Une suspension déjà votée… puis supprimée
Ce vote n’est pas une première. En première lecture, l’Assemblée nationale avait déjà adopté la suspension de la réforme des retraites, avant que le Sénat ne supprime cette mesure. Lors de la seconde lecture, les députés ont donc dû réintroduire la disposition dans le texte transmis par la chambre haute.
La suspension de la réforme dite « Borne » a été remise sur la table via des amendements déposés par plusieurs groupes politiques : le gouvernement, Les Républicains, le parti socialiste, le Rassemblement national et le groupe Liot.
Concrètement, la suspension gèle jusqu’au 1er janvier 2028 l’âge légal de départ à la retraite à 62 ans et 9 mois, ainsi que le nombre de trimestres requis pour bénéficier d’une pension à taux plein, fixé à 170 trimestres. Ce gel maintient donc les règles actuelles pour plusieurs générations, retardant l’application progressive du relèvement de l’âge légal à 64 ans et de la durée de cotisation à 172 trimestres.
Un coût identifié… mais une équation budgétaire instable
En introduisant cette suspension par lettre rectificative au PLFSS, le gouvernement avait évalué son coût à 100 millions d’euros en 2026, puis à 1,4 milliard d’euros en 2027. Pour compenser cette dépense, l’exécutif envisageait initialement deux leviers : une rallonge de 100 millions d’euros sur la surtaxe exceptionnelle visant les complémentaires santé, et le gel des pensions de retraite.
Mais dès la première lecture à l’Assemblée, ce schéma a été profondément modifié. Les députés ont supprimé la rallonge de 100 millions d’euros sur les mutuelles et assurances santé, estimant qu’elles n’avaient pas à financer la suspension de la réforme au détriment des cotisations des assurés. Ils ont également rejeté le gel des pensions de retraite.
Pour équilibrer la mesure, les parlementaires avaient alors introduit une hausse du taux de CSG sur les revenus du capital, avec un rendement estimé à 2,8 milliards d’euros, jugé suffisant pour couvrir le coût de la mise en pause.
Le Sénat défait, l’Assemblée ajuste
Au Sénat, le dispositif a été largement remanié. Les sénateurs ont rétabli la surtaxe exceptionnelle d’un milliard d’euros sur les complémentaires santé, mais sans y adosser les 100 millions d’euros destinés à financer la suspension. Surtout, ils ont supprimé l’article 45 bis, refusant tout hiatus de la réforme des retraites.

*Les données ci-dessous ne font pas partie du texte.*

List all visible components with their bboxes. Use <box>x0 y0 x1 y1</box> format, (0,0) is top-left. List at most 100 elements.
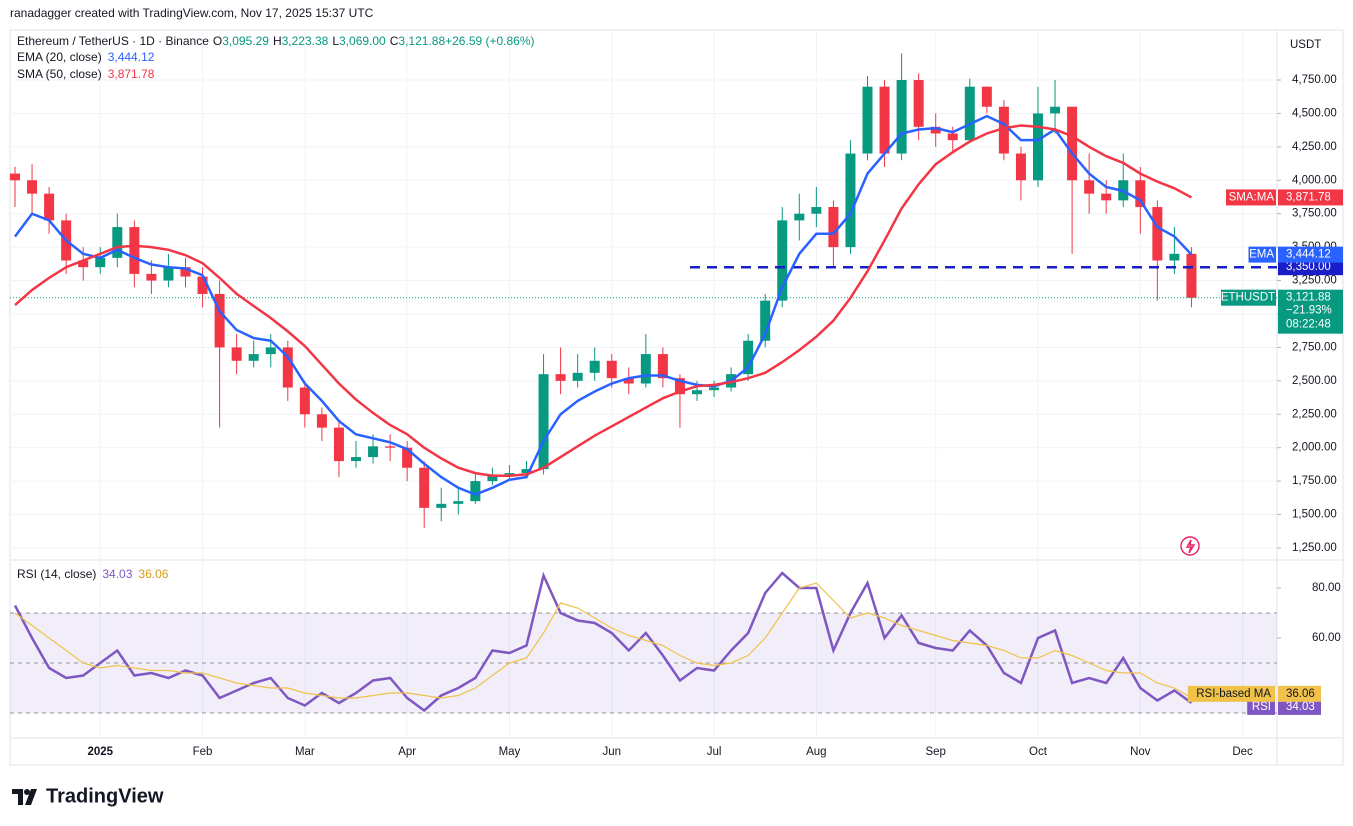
ma-badge-label: 3,444.12 <box>1286 249 1331 261</box>
candle-body <box>1135 180 1146 208</box>
candle-body <box>1033 113 1043 181</box>
x-tick-label: Mar <box>295 746 315 758</box>
rsi-badge-label: 34.03 <box>1286 701 1315 713</box>
candle-body <box>777 220 788 301</box>
candle-body <box>692 390 702 395</box>
level-badge <box>1278 259 1343 276</box>
y-tick-label: 80.00 <box>1312 582 1341 594</box>
y-tick-label: 2,500.00 <box>1292 375 1337 387</box>
ohlc-key: L <box>332 34 339 48</box>
candle-body <box>1015 153 1026 181</box>
candle-body <box>1067 106 1078 181</box>
candle-body <box>385 446 396 448</box>
candle-body <box>351 457 361 462</box>
candle-body <box>265 347 276 355</box>
legend-value: 34.03 <box>102 567 132 581</box>
candle-body <box>657 354 668 379</box>
candle-body <box>402 447 413 468</box>
price-badge-label: 3,121.88 <box>1286 292 1331 304</box>
rsi-title: RSI (14, close) <box>17 567 96 581</box>
frame <box>9 29 1344 766</box>
y-tick-label: 1,250.00 <box>1292 542 1337 554</box>
candle-body <box>674 378 685 395</box>
candle-body <box>862 86 873 154</box>
ma-badge <box>1278 189 1343 206</box>
y-tick-label: 4,000.00 <box>1292 174 1337 186</box>
legend-value: 3,871.78 <box>108 67 155 81</box>
x-tick-label: Dec <box>1232 746 1253 758</box>
grid <box>10 30 1281 738</box>
candle-body <box>845 153 856 248</box>
candle-body <box>78 260 89 268</box>
y-tick-label: 2,000.00 <box>1292 442 1337 454</box>
ohlc-key: O <box>213 34 222 48</box>
overlay: 1,250.00 1,500.00 1,750.00 2,000.00 2,250.00… <box>17 34 1343 758</box>
candle-body <box>879 86 890 154</box>
candle-body <box>760 300 771 341</box>
y-tick-label: 3,250.00 <box>1292 275 1337 287</box>
level-label: 3,350.00 <box>1286 261 1331 273</box>
candle-body <box>981 86 992 107</box>
y-tick-label: 1,500.00 <box>1292 509 1337 521</box>
candle-body <box>316 414 327 428</box>
candle-body <box>299 387 310 415</box>
alert-icon[interactable] <box>1180 536 1200 556</box>
ohlc-key: C <box>390 34 399 48</box>
y-tick-label: 4,750.00 <box>1292 74 1337 86</box>
x-tick-label: Jul <box>707 746 722 758</box>
rsi-badge <box>1278 698 1321 715</box>
candle-body <box>555 374 566 381</box>
candle-body <box>709 387 720 391</box>
rsi-badge-label: 36.06 <box>1286 688 1315 700</box>
countdown: 08:22:48 <box>1286 319 1331 331</box>
plot <box>10 53 1277 713</box>
candle-body <box>947 133 958 141</box>
y-tick-label: 4,250.00 <box>1292 141 1337 153</box>
ma-line <box>14 124 1193 478</box>
candle-body <box>282 347 293 388</box>
rsi-line <box>13 571 1193 713</box>
y-tick-label: 2,250.00 <box>1292 408 1337 420</box>
attribution: ranadagger created with TradingView.com,… <box>10 6 374 20</box>
candle-body <box>146 273 157 281</box>
candle-body <box>589 360 600 373</box>
candle-body <box>964 86 975 141</box>
y-tick-label: 3,750.00 <box>1292 208 1337 220</box>
candle-body <box>896 80 907 154</box>
x-tick-label: 2025 <box>87 746 113 758</box>
candle-body <box>606 360 617 379</box>
candle-body <box>998 106 1009 154</box>
candle-body <box>1084 180 1095 194</box>
ma-tag <box>1226 189 1276 206</box>
candle-body <box>27 180 38 194</box>
candle-body <box>214 293 225 348</box>
candle-body <box>231 347 242 361</box>
candle-body <box>197 276 208 294</box>
y-tick-label: 4,500.00 <box>1292 107 1337 119</box>
rsi-tag <box>1247 698 1275 715</box>
candle-body <box>1050 106 1061 114</box>
y-tick-label: 2,750.00 <box>1292 341 1337 353</box>
candle-body <box>794 213 805 221</box>
candle-body <box>640 354 651 384</box>
currency-label: USDT <box>1290 39 1321 51</box>
candle-body <box>1186 253 1197 298</box>
y-tick-label: 60.00 <box>1312 632 1341 644</box>
x-tick-label: Feb <box>193 746 213 758</box>
candle-body <box>180 267 191 277</box>
legend-name: EMA (20, close) <box>17 50 102 64</box>
rsi-tag-label: RSI-based MA <box>1196 688 1271 700</box>
candle-body <box>521 469 532 474</box>
legend-name: SMA (50, close) <box>17 67 102 81</box>
candle-body <box>743 340 754 375</box>
candle-body <box>930 126 941 134</box>
price-badge <box>1278 289 1343 334</box>
ohlc-value: 3,069.00 <box>339 34 386 48</box>
candle-body <box>1169 253 1180 261</box>
ma-line <box>14 114 1193 496</box>
candle-body <box>1101 193 1112 201</box>
candle-body <box>538 374 549 470</box>
candle-body <box>419 467 430 508</box>
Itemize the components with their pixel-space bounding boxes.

De retour à l’Assemblée pour la seconde lecture, l’équation budgétaire a de nouveau évolué. Les députés ont validé la surtaxe exceptionnelle d’un milliard d’euros sur les complémentaires santé, telle que réintroduite par le Sénat, mais ont définitivement écarté les 100 millions d’euros initialement prévus pour financer la suspension en 2026.
Une CSG revue à la baisse, des recettes affectées ailleurs
Concernant la CSG sur les revenus du capital, le gouvernement est parvenu à infléchir la position de la majorité parlementaire. Alors que les députés envisageaient de rétablir la hausse de 1,4 point votée en première lecture, un compromis a été trouvé autour d’un amendement gouvernemental.
Présenté comme visant à « sécuriser des recettes » tout en évitant un impact sur les classes moyennes, ce dispositif ne générerait plus que 1,5 milliard d’euros, contre 2,8 milliards initialement attendus. Problème : ces recettes supplémentaires sont affectées à la branche autonomie, et non à celle des retraites.
Le gel des pensions rejeté, le flou persiste
Dernier élément venu compliquer l’équation : juste avant d’adopter la suspension de la réforme des retraites, les députés ont rejeté, tous bancs confondus, les amendements prévoyant le gel des pensions de retraite et des prestations sociales, inscrits à l’article 44 du PLFSS.
Or ce gel constituait l’un des principaux leviers de financement envisagés dans la version initiale du texte gouvernemental. En l’absence de cette mesure et de recettes dédiées clairement identifiées, la suspension de la réforme devra donc être financée en piochant dans d’autres économies ou recettes du PLFSS.